From below log, it is pretty clear the patten is 2 _ll_get follow one _ll_put thus the ll_ref is keep increasing.
2019-07-17 19:37:11.588 7f454e375700 20 client.16443298 _ll_get 0x5587b4845700 0x1000239aa9b -> 615772186 2019-07-17 19:37:11.588 7f454e375700 20 client.16443298 _ll_get 0x5587b4845700 0x1000239aa9b -> 615772187 2019-07-17 19:37:11.588 7f454e375700 20 client.16443298 _ll_put 0x5587b4845700 0x1000239aa9b 1 -> 615772186 2019-07-17 19:37:11.588 7f454e375700 20 client.16443298 _ll_get 0x5587b4845700 0x1000239aa9b -> 615772187 2019-07-17 19:37:11.588 7f454e375700 20 client.16443298 _ll_get 0x5587b4845700 0x1000239aa9b -> 615772188 2019-07-17 19:37:11.588 7f454e375700 20 client.16443298 _ll_put 0x5587b4845700 0x1000239aa9b 1 -> 615772187 2019-07-17 19:37:11.592 7f454ab6e700 20 client.16443298 _ll_get 0x5587b4845700 0x1000239aa9b -> 615772188 2019-07-17 19:37:11.592 7f454db74700 20 client.16443298 _ll_get 0x5587b4845700 0x1000239aa9b -> 615772189 2019-07-17 19:37:11.592 7f454db74700 20 client.16443298 _ll_put 0x5587b4845700 0x1000239aa9b 1 -> 615772188 2019-07-17 19:37:11.592 7f454db74700 20 client.16443298 _ll_get 0x5587b4845700 0x1000239aa9b -> 615772189 2019-07-17 19:37:11.592 7f454db74700 20 client.16443298 _ll_get 0x5587b4845700 0x1000239aa9b -> 615772190 2019-07-17 19:37:11.592 7f454db74700 20 client.16443298 _ll_put 0x5587b4845700 0x1000239aa9b 1 -> 615772189
The workload pattern is:
ll_lookup 0x10002372a42.head oracle (where oracle is a symbol link and inode =0x1000239aa9b)
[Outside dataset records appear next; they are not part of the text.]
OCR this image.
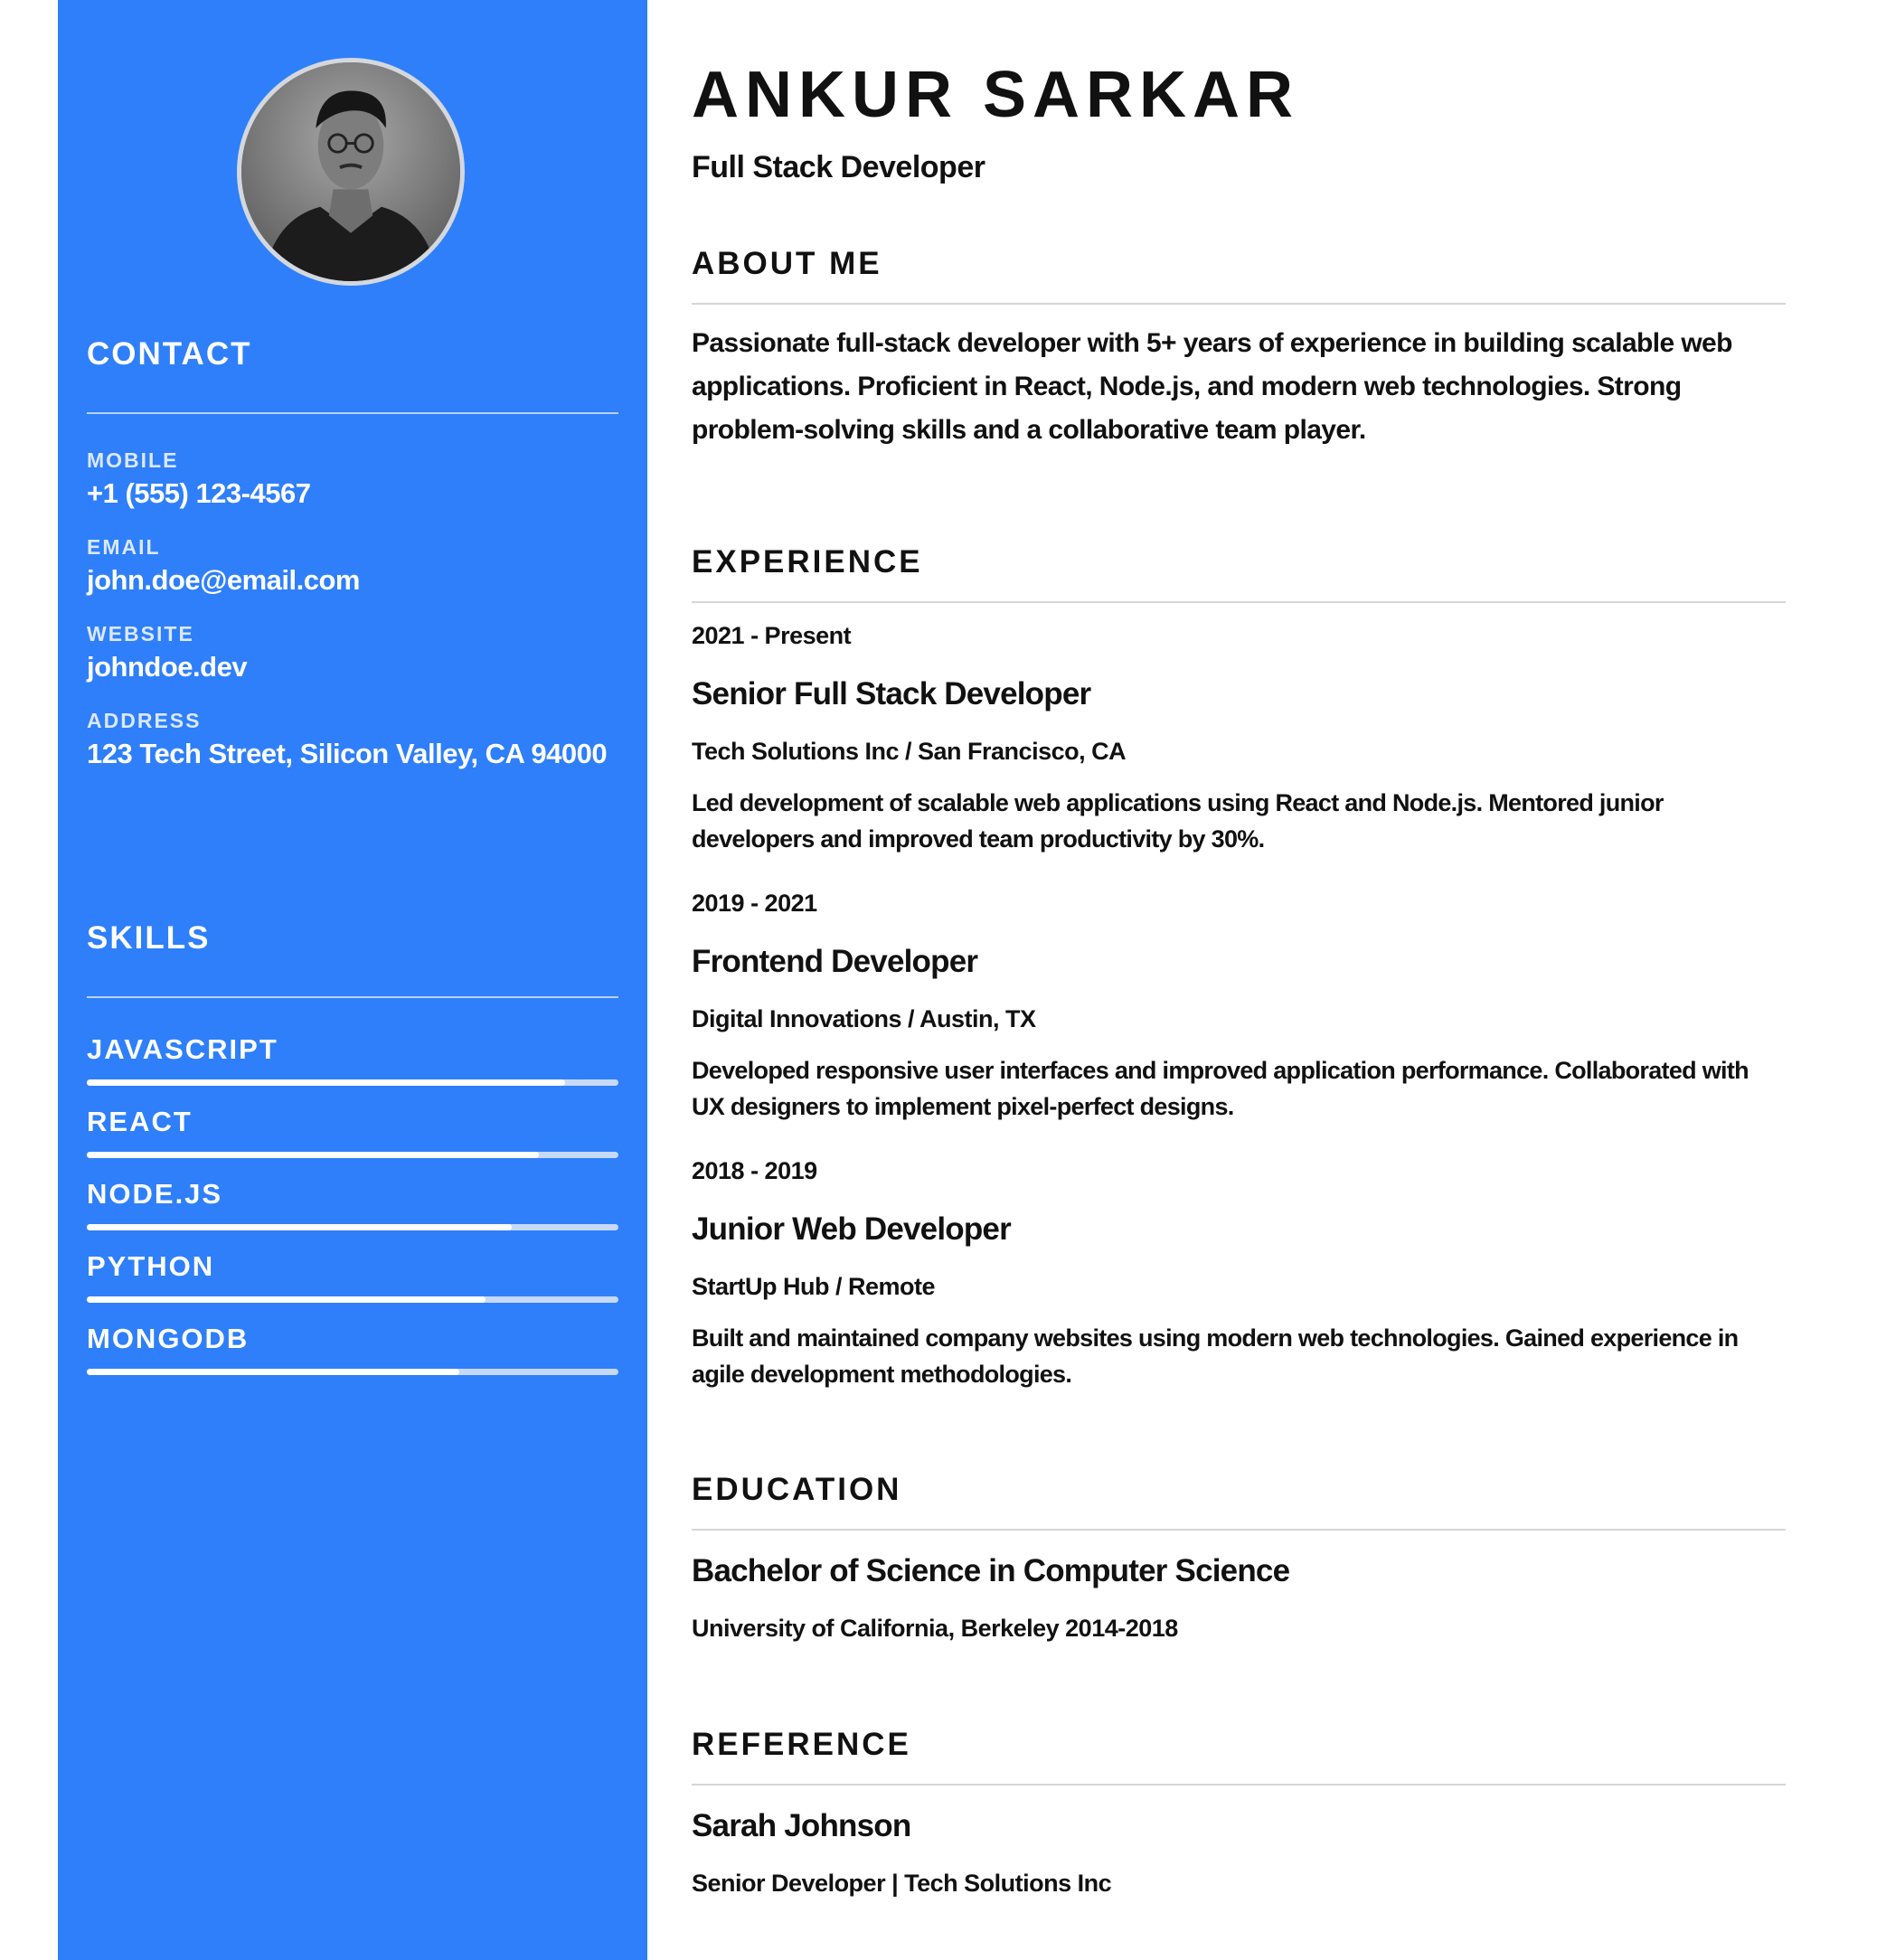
CONTACT
MOBILE
+1 (555) 123-4567
EMAIL
john.doe@email.com
WEBSITE
johndoe.dev
ADDRESS
123 Tech Street, Silicon Valley, CA 94000
SKILLS
JAVASCRIPT
REACT
NODE.JS
PYTHON
MONGODB
ANKUR SARKAR
Full Stack Developer
ABOUT ME
Passionate full-stack developer with 5+ years of experience in building scalable web applications. Proficient in React, Node.js, and modern web technologies. Strong problem-solving skills and a collaborative team player.
EXPERIENCE
2021 - Present
Senior Full Stack Developer
Tech Solutions Inc / San Francisco, CA
Led development of scalable web applications using React and Node.js. Mentored junior developers and improved team productivity by 30%.
2019 - 2021
Frontend Developer
Digital Innovations / Austin, TX
Developed responsive user interfaces and improved application performance. Collaborated with UX designers to implement pixel-perfect designs.
2018 - 2019
Junior Web Developer
StartUp Hub / Remote
Built and maintained company websites using modern web technologies. Gained experience in agile development methodologies.
EDUCATION
Bachelor of Science in Computer Science
University of California, Berkeley 2014-2018
REFERENCE
Sarah Johnson
Senior Developer | Tech Solutions Inc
generate the first __ll_get
ll_readlink 0x1000239aa9b.head
generate the second __ll_get and follow by an __ll_put.
We are expecting kernel to pair the ll_lookup with an ll_forget however it is not there.
As can be seen from below log, the ll_ref increased 104,973,625 during last 18.5 hours. Keeping this trend will easily go over the max(int32).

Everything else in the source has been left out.